High Cash Flow - No Profit
Here's a great trick. In fact, it's less a trick than standard
operating procedure at many companies.
Hopefully, you've gotten some idea from this tutorial about the difference
between cash flow and profit. As a quick recap, cash flow is what's coming
in minus what's going out. Income is all the revenue minus the expenses,
but includes non-cash charges. Key is that cash flow can be measured as
just cash from operations or can include cash from financing and/or cash from
investing.
If you sell shares, you're cash flow will rise. In fact, if you sell an
asset your cash flow will rise.
So just sell shares and spend all your time selling shares and forget about
profit. Profit is for ninnies. Cash flow is for real businessmen
anyway.
Pumping Earnings By Losing Money
Strange but true! What you do is this. (This really happened).
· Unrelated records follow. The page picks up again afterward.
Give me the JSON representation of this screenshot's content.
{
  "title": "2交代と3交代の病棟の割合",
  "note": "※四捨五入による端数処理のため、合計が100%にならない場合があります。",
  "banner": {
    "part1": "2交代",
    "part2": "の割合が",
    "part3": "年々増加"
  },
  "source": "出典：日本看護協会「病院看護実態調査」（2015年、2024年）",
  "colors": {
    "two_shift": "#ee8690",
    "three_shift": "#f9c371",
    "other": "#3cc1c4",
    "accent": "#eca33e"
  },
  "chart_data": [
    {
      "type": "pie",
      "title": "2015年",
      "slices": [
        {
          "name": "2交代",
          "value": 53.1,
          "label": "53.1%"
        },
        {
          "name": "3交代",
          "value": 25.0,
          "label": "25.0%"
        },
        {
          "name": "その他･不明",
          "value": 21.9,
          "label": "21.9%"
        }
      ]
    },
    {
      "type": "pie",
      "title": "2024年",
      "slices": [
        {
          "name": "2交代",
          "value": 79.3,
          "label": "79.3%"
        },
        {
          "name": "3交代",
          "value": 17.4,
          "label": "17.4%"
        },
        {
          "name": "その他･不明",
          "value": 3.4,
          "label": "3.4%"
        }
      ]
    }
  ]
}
Let's say you are IBM. You buy Lotus Software for some multi-billion
dollar number. After buying a big company, normally you would put the,
say, $3.5 billion on your balance sheet and amortize it over several
years, taking a non-cash charge each year to reflect the multi-year nature of
the cost. This would reduce your earnings per share in the future, but you
wouldn't have to recognize a big loss all at once from the acquisition.
But if the market is crappy and lots of companies are taking big charges, you
could, instead, take one WHOPPING charge against earnings the year you bought
Lotus. In future years there's no amortization, resulting in higher
earnings per share. It's just accounting, but ain't it great?